At times, an event will occur that leaves me no choice but to act. Like when my belly is rubbed in just the right spot, and I can't contain the wild flailing of my back leg. The spirit of Allah simply fills me, and I am His conduit. Such an event has occurred in New Zealand, where a dog has registered to vote. Toby, a Jack Russell terrier, was signed up by his caretaker to vote in the country's general election. His occupation on the voter application was listed as rodent exterminator. Toby could be our Rosa Parks, my furry brethren. He has revived in me a desire to right the wrongs of the past. For 85 years, women have been allowed to vote. And yet the noble canine remains disenfranchised. Tell me, friends, where is the fairness in that? Where is the logic? Man has not been kind to his so-called best friend. And so, with renewed vigor, I will push for the passage of the 28th Amendment. It's time to awaken the four-legged sleeping giant. It's time to take this country back, as our founding fathers intended. More to come ...

Sunday, September 25, 2005

The ayatollah needs your help

Oh, the shame. To have fallen below an 8 is truly disgraceful. Lift me up, Pug Life faithful, as I have lifted you up in the past. Surely I merit at least a 9.2.

Wednesday, September 21, 2005

My life: Busted


Chapter VII
As I walked the hallway of the third floor one last time to make sure I hadn't missed anything, I heard a loud "clank." The lights went out, and a voice boomed over a loudspeaker, "We have you surrounded! Come out with your paws up!" I dropped my bag of panties and sprinted down the hall toward the stairway. Then a pair of German shepherds rounded the corner ahead, growling as they rushed toward me. I skidded to a halt. "How could you?" I cried. "You're traitors to the dog race!" One leaped toward me, snapping at me as I narrowly ducked under his sharp teeth. I juked the other and took off down the hall in the other direction, my body a compact ball of pug energy.

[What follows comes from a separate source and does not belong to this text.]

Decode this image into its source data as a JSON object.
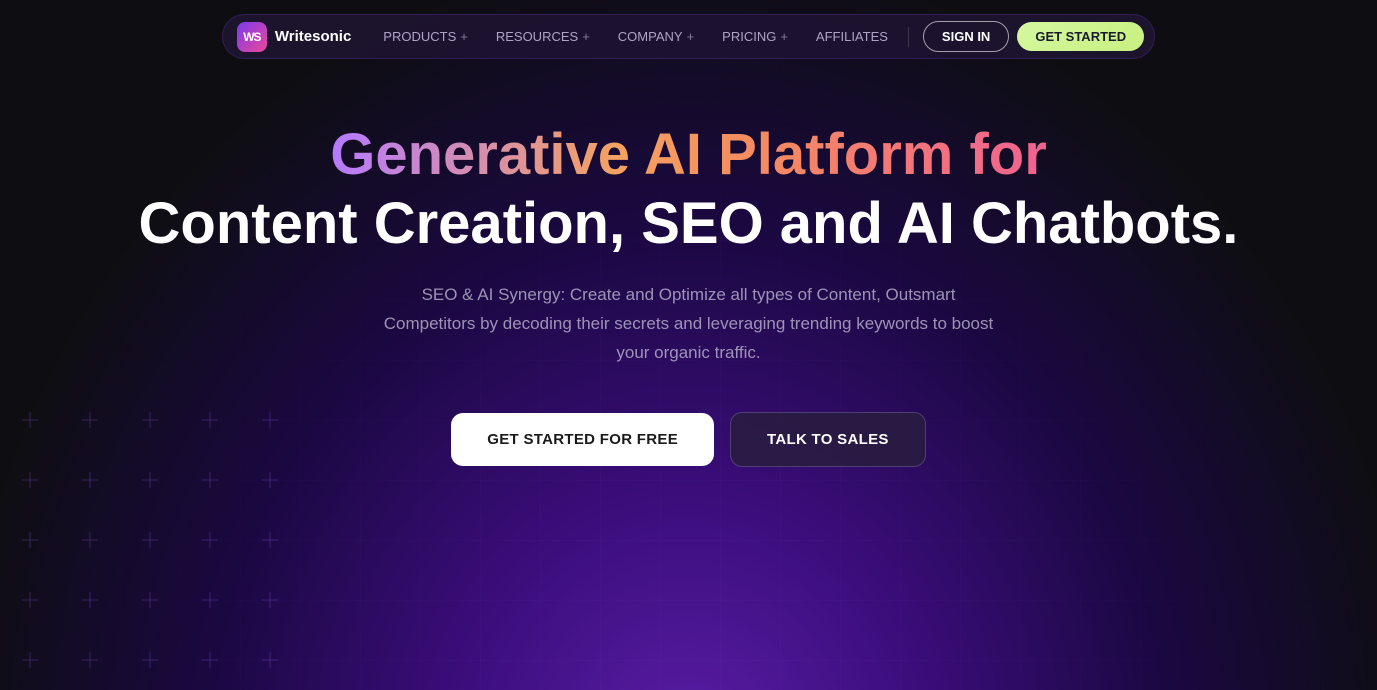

As I neared the elevators, the hallway split off in two directions. Without slowing, I zoomed around the corner, my paws pushing off on the wall as I ran. Out of the corner of my eye, I spied a janitor's closet. I quickly ducked inside and climbed a steep set of shelves. After tucking my body into a tiny crease between a large cardboard box and a stack of custodial uniforms, I pulled one of the shirts over my head and held still as I heard the German shepherds approaching. The sound of their barking grew louder and louder before trailing off. They had run right past the closet. Then I saw flashlights in the hallway. The police were out in force. I heard them kicking down doors, yelling at each other, urging me to give up. But there was no way they could spot me on my perch high in the closet. I felt confident that I could wait them out. Soon, they would give up the search. They would assume that I had escaped, I thought.

Unfortunately, my pugginess betrayed me. "What's that noise?" one officer said. "Over here!" The barrel of an M-16 pointed into the room, and members of the S.W.A.T. team poured in. Though I tried to stifle my trademark labored pug breathing, it was to no avail. Centuries of breeding had conspired against me. "It's coming from up there!" one of the officers exclaimed. The flashlights illuminated my position. "Give it up, pug," a voice commanded. "We know you're up there." For a moment, I considered trying to fight my way out. But the odds were heavily against me. I raised my head, defeated. "Put your paws up where we can see them!" an officer yelled. Then the dogcatcher walked in, carrying a long stick with a net on the end. In one swift motion, he brought it down over my head and swept me off of the shelf.

They threw me into the back of a van and hauled me to the city dog pound, where I was booked and put into a cage. My freedom -- like that 3.5-ton pile of panties -- was but a memory.